Barrierefreiheit im Fernsehen

von Kerstin Prange unter TV

Ministerpräsident Horst Seehofer hat im Juli sein Versprechen erneuert, Bayern bis 2023 komplett barrierefrei zu machen. Wenn das auch für die Medien gelten soll, die nicht explizit erwähnt sind, dann kommt schnell die Frage auf, wie die privaten Fernsehanbieter das alles bezahlen sollen.

In einer Pressemitteilung des Bayerischen Sozialministeriums ist immerhin die Rede davon, dass es ein Sonderinvestitionsprogramm geben soll. Für private Fernsehanbieter wäre eine finanzielle Unterstützung für barrierefreie Angebote ein wichtiger Anreiz, der bisher fehlt. Und so wundert es auch nicht, dass der öffentlich-rechtliche Rundfunk in Sachen Barrierefreiheit die Nase vorn hat.
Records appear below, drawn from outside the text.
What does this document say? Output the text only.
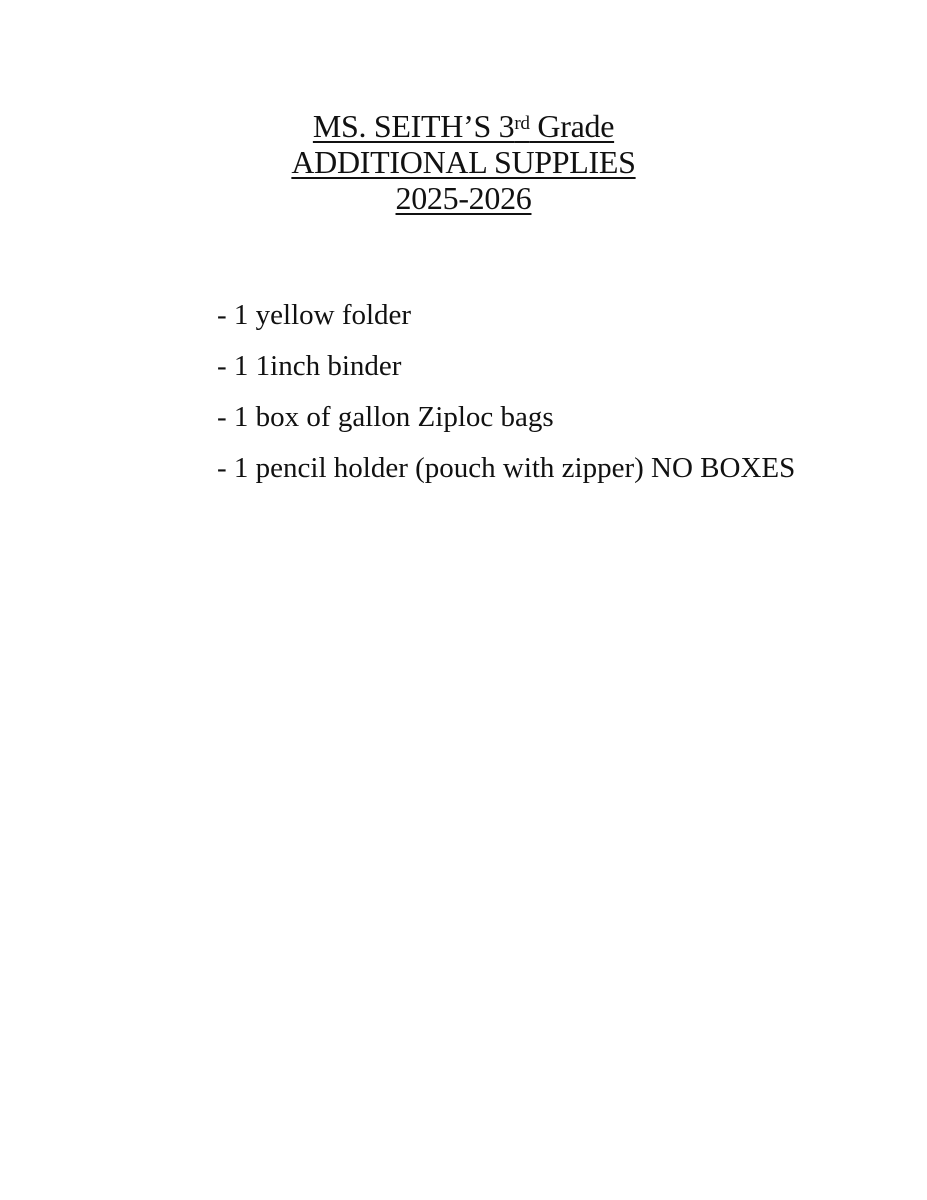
MS. SEITH’S 3rd Grade
ADDITIONAL SUPPLIES
2025-2026
- 1 yellow folder
- 1 1inch binder
- 1 box of gallon Ziploc bags
- 1 pencil holder (pouch with zipper) NO BOXES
Wenn von Barrierefreiheit im Rundfunk die Rede ist, dann ist vor allem eine Untertitelung für Gehörlose und Schwerhörige gemeint, aber auch Audiodeskription für Blinde. Private Sender bieten überwiegend eine einfache Untertitelung an, die auch zur Übersetzung nicht-synchronisierter fremdsprachlicher Filme eingesetzt wird. Gehörlose brauchen aber eigentlich auch eine Verschriftlichung der sonstigen akustischen Informationen und Geräusche, sogenannte spezielle Untertitel (sUT).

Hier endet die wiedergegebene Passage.